Baca juga : Menginjak Kaki Belajar Sejarah di Kampung Al Munawar 13 Ulu Palembang
Sensasi Timur Tengah ala Palembang

Bagi Anda yang ingin berkunjung melihat dan merasakan pesona Timur Tengah di Kota Palembang, maka tidaklah sulit untuk berkunjung ke perkampungan arab ini karena akses jalan menuju lokasi dapat dilalui dengan jalur darat atau sungai. Jalur darat bisa melewati pasar 10 Ulu atau Jalan Telaga Swidak melewati Pasar Pocong. Apabila lewat sungai Anda bisa menyewa perahu getek dari Dermaga BKB menuju Masjid Al Munawwar.
Berada di kampung arab Al-Munawwar akan membawa Anda kepada pemandangan kehangatan warga dan suasana timur tengah dengan corak arsitektur Eropa. Penduduk lokal kampung Al Munawwar ini juga ramah dan terbuka bagi Anda yang ingin ikut berbaur dan mengenal sejarah perkampungan ini. Terdapat rumah-rumah panggung yang terbuat dari kayu-kayu unglen berusia ratusan tahun, selain itu ada juga sebuah sekolahan bernuansa Islami tempat anak-anak di sekitar kampung. Tempat ini juga menjadi tempat terbaik untuk menikmati sunset di pinggir Sungai Musi.


Sejak diresmikan beberapa waktu lalu oleh Gubernur Sumatra Selatan, Alex Noerdin maka kampung arab 13 ulu menjadi salah satu destinasi wisata di Palembang. Kampung Arab menjadi sorotan masyarakat setempat maupun luar kota. Bahkan tidak tanggung-tanggung seperti Kementrian Pariwisata, Arief Yahya juga menginjakkan kaki di kampung arab ini. Masih kuat ingatan saya pengalaman pertama kali berkunjung bersama teman-teman lainnya dalam rangka membersihkan sampah dan eceng gondok dari aliran Sungai Musi. Lokasi kampungnya yang berada persis di pinggir Sungai Musi ini awalnya tampak kumuh dan kurang terawat.
Tradisi Pernikahan Kampung Arab

Apabila Anda datang melalui jalur sungai, selain bisa menikmati pemandangan pinggir Sungai musi, Anda pun akan langsung berjumpa dengan musholah Al-Munawwar yang saat ini menjadi musholah favorit bagi tiap orang yang berkunjung untuk melaksanakan sholat 5 waktu.
Kampung arab Al Munawwar sekarang sudah cantik. Wajah-wajah rumahnya bagaikan pria-pria arab berwajah rupawan dengan hidung mancung, wanita cantik seperti bintang film lalu anak-anak kecil dengan alis mata yang lebat dan panjang. Sungguh kampung ini menjadi akulturasi budaya menarik yang ada di Kota Palembang.

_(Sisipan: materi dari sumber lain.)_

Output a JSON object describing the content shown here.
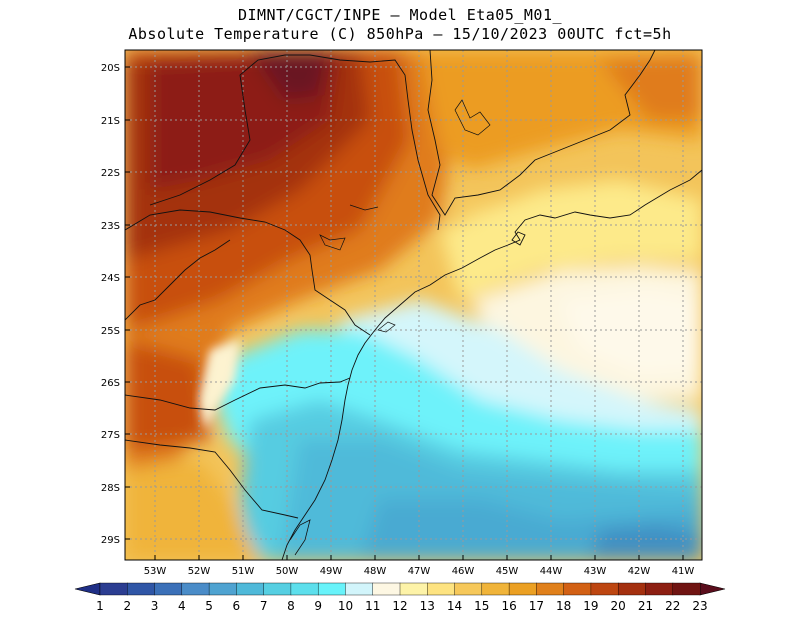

Waktu bercerita dengan beberapa teman berdarah Arab, saya mendapatkan gambaran mengenai adat tradisi khususnya tentang pernikahan. Menurut kebudayaan mereka, seorang perempuan keturunan Arab tidak boleh menikah dengan laki-laki bukan dari keturunan arab atau masyarakat dari daerah sekitar. Dalam hal ini sebut saja Pribumi. Namun, laki-laki keturunan Arab boleh menikah dengan perempuan bukan keturunan arab. Perempuan keturunan Arab yang menikah dengan laki-laki pribumi akan dianggap aib oleh masyarakat Kampung Arab. Karena menurut mereka, Laki-laki-lah masih memiliki darah keturunan dari Rasulullah, sedangkan perempuan tidak. Oleh sebab itu jika perempuan keturunan Arab menikah dengan laki-laki pribumi, maka garis dari Rasulullah tersebut akan terputus hanya pada perempuan tersebut, karena laki-laki pribumi tidak memiliki darah keturunan dari Rasulullah.
Kampung Arab Bernuansa Islami
Saya masih ingat waktu pertama kali datang ke kampung ini dengan bangunan kayu yang warnanya sudah mengelupas dan halaman kampung belum begitu rapi. Lalu, satu tahun berlalu sejak terakhir kali saya mampir ke sana saat ada Festival Kopi yang diselenggarakan di kampung ini. Seketika saya merasakan atmosfer kampung arab ini sekarang berubah wajah menjadi lebih ramah lagi dan nyaman untuk dikunjungi.
Area kampung arab ini memiliki delapan rumah yang menjadi cagar budaya. Enam rumah berada di area depan mengelilingi lapangan luas. Kemudian dua rumah lagi berada di belakang menghadap Sungai Musi. Keunikan masing-masing rumah ini dikarenakan usia bangunan rumah tua dan mencapai lebih hingga 250 tahun. Seolah digiring masuk ke suasana Arabian, kampung ini memang kental sekali dengan nuansa islami. Hal ini tak lepas dari dulunya peran Kapten Arab yaitu Ahmad Al-Munawwar yang singgah lalu berkeluarga sehingga beranak cuculah hingga sekarang.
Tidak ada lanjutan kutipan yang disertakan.